Der Kapitän hatte das Kind in sein Schiff gebracht und hatte sich, als die Sonne aufging, von seinen Leuten eine Matte ans Ufer legen lassen und trank da eine Schale Kaffee. Der Räuberhauptmann kam, begrüßte ihn und setzte sich zu ihm.

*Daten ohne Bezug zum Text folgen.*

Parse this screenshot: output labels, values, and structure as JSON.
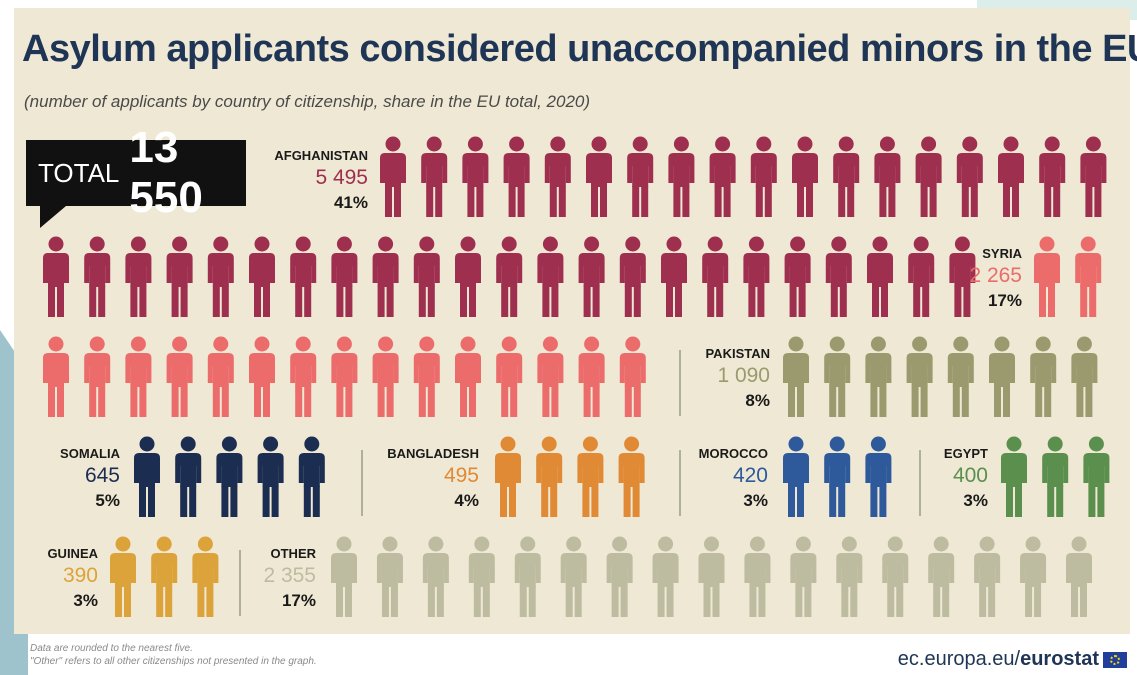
{
  "title": "Asylum applicants considered unaccompanied minors in the EU",
  "subtitle": "(number of applicants by country of citizenship, share in the EU total, 2020)",
  "total": {
    "label": "TOTAL",
    "value": "13 550"
  },
  "footnote": [
    "Data are rounded to the nearest five.",
    "\"Other\" refers to all other citizenships not presented in the graph."
  ],
  "source": {
    "prefix": "ec.europa.eu/",
    "brand": "eurostat"
  },
  "colors": {
    "Afghanistan": "#9e2f4f",
    "Syria": "#ec6b6b",
    "Pakistan": "#9a9a6e",
    "Somalia": "#1c2d52",
    "Bangladesh": "#e08a35",
    "Morocco": "#2e5a9c",
    "Egypt": "#5a8f4e",
    "Guinea": "#dca33b",
    "Other": "#bdbca0"
  },
  "chart_data": {
    "type": "pictogram",
    "title": "Asylum applicants considered unaccompanied minors in the EU",
    "subtitle": "(number of applicants by country of citizenship, share in the EU total, 2020)",
    "total": 13550,
    "categories": [
      "AFGHANISTAN",
      "SYRIA",
      "PAKISTAN",
      "SOMALIA",
      "BANGLADESH",
      "MOROCCO",
      "EGYPT",
      "GUINEA",
      "OTHER"
    ],
    "values": [
      5495,
      2265,
      1090,
      645,
      495,
      420,
      400,
      390,
      2355
    ],
    "value_labels": [
      "5 495",
      "2 265",
      "1 090",
      "645",
      "495",
      "420",
      "400",
      "390",
      "2 355"
    ],
    "shares": [
      "41%",
      "17%",
      "8%",
      "5%",
      "4%",
      "3%",
      "3%",
      "3%",
      "17%"
    ],
    "icons": [
      41,
      17,
      8,
      5,
      4,
      3,
      3,
      3,
      17
    ]
  }
}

Der Kapitän ließ dem Räuber eine Schale Kaffee reichen. Der Räuber trank ihn. Der Räuber sagte: »Ich habe heute nacht mein Kind verloren.« Der Kapitän sagte: »Das ist schlimm. Ist das Kind gestorben?« Der Räuber sagte: »Nein, es ist nicht gestorben; es ist gestohlen.« Der Kapitän sagte: »Das ist eigenartig. Uns ist in der gleichen Nacht ein gleiches Schicksal geworden. Mir ist in der Nacht ein Teil meiner Butterladung gestohlen.« Der Räuber sagte: »Wenn das Schicksal uns so gleichmäßig behandelt hat, wollen wir zusammen Freundschaft schließen.« Der Raïs sagte: »Du schlägst mir Freundschaft vor. Was willst du mir als Zeichen der Freundschaft erweisen?« Der Räuber fragte: »Was soll ich dir als Zeichen der Freundschaft erweisen?« Der Raïs sagte: »Denke einmal nach!« Der Räuber sagte: »Ich will versuchen, dir deine Buttergefäße wieder zu beschaffen.« Der Raïs sagte: »Siehst du, du verstehst mich!« Der Räuber fragte: »Was willst du mir denn als Freundschaftszeichen bieten?« Der Raïs sagte: »Wenn du mir meine Buttergefäße wieder beschaffen könntest, könnte ich dir vielleicht dein Kind wiederbringen!« Der Räuber sagte: »Das würde allerdings sehr gut sein. Ich bin damit einverstanden.« Der Raïs sagte: »Also gut! Da du die Freundschaft angeboten hast, bringst du erst die Butter. Erst die Buttergefäße, dann das Kind!« Der Räuber sagte: »Ich bin einverstanden.« Der Raïs sagte: »Mach aber schnell, denn ich will weiterfahren!«

Der Räuber brachte dem Raïs die Buttergefäße zurück. Der Raïs händigte dem Räuber das Kind aus. Der Räuber sagte: »Wie hast du nur mein Kind wiederfinden können?« Der Raïs sagte: »Wie hast du nur meine Buttergefäße wiederfinden können?« Der Räuber sagte: »Ja, ich will es nur sagen: ich bin ein Harami.« Der Raïs sagte: »Siehst du, mein Freund, und ich war früher der größte Harami am Nil.« Der Räuber sagte: »Dann verstehe ich es!« Seitdem wagte nie wieder ein Harami dem Raïs etwas zu stehlen.